MARIA CRISTINA FRIAS - MERCADO ABERTO

Produção de mel de abelha ganha nova rota no Brasil
MARIA CRISTINA FRIAS
FOLHA DE SP - 15/07/11

A expansão da cultura de cana, o preço da mão de obra e do arredamento do pasto no Estado de São Paulo nos últimos anos criaram uma nova "rota das abelhas" no Brasil.
O Nordeste ganha relevância como produtor.
"São Paulo ficou saturado. Hoje o apicultor tem dificuldade para arrendar pasto apícola no Estado, enquanto no Nordeste há muitas áreas livres e mão de obra de agricultores familiares ", diz Joelma Brito, da Abemel (associação de exportadores).
Um "clima de oportunidade" impulsiona a produção nordestina, segundo Brito.
"Abelhas só começam a ser criadas no Nordeste de forma racional nos anos 1980. Depois veio apoio do Banco do Nordeste.

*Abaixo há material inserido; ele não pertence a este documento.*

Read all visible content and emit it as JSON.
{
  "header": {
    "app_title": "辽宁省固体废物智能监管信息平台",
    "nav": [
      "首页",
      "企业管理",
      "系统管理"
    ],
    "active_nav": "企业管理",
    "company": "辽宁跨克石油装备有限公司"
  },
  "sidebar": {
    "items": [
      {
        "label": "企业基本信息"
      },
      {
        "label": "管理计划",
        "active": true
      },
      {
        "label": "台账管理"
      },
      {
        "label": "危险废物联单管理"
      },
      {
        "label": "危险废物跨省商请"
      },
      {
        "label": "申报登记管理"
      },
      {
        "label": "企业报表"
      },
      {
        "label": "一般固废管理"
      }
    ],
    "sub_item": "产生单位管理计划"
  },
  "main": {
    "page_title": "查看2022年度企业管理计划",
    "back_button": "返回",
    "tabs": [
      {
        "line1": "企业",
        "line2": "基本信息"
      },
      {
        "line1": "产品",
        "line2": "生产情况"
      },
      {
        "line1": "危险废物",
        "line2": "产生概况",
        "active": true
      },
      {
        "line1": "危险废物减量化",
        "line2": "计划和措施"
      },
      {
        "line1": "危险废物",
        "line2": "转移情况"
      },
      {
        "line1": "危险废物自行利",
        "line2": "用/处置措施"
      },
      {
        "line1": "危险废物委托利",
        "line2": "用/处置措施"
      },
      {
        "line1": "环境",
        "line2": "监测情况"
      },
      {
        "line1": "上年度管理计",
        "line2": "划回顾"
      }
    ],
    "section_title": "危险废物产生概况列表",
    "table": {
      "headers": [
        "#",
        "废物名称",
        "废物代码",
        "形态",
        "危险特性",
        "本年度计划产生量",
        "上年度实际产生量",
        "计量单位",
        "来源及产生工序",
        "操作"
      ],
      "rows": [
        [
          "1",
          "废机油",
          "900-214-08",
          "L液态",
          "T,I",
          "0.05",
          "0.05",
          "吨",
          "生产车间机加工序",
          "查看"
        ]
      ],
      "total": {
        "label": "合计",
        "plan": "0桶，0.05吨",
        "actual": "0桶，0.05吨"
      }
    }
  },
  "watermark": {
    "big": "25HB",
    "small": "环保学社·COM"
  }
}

A exportação é relativamente recente", diz Darcet Souza, da Universidade Federal do Piauí.
A base da extração do mel é feita pelas abelhas por meio das flores, ausentes na produção de cana. "O avanço da cana pode ter impactado São Paulo. Houve desmatamento do cerrado", diz Souza.
O professor cita a introdução do agrotóxico, que interfere na aceitação no exterior.
As culturas silvestres, em plantações de cipó uva e assa-peixe, por exemplo, produzem mel mais claro e de maior qualidade.
O preço internacional é baseado em aspectos rigorosos como cor, umidade e quantidade de contaminantes.
Em maio, as exportações de mel no país tiveram alta no valor (US$ 8,2 milhões) e queda em volume (2,6 mil toneladas), segundo o Sebrae.
"Hoje, acabamos buscando mais em Minas e no Paraná", afirma Raul Ferreira, da Apis Flora, fabricante de derivados como própolis, mel e fármacos.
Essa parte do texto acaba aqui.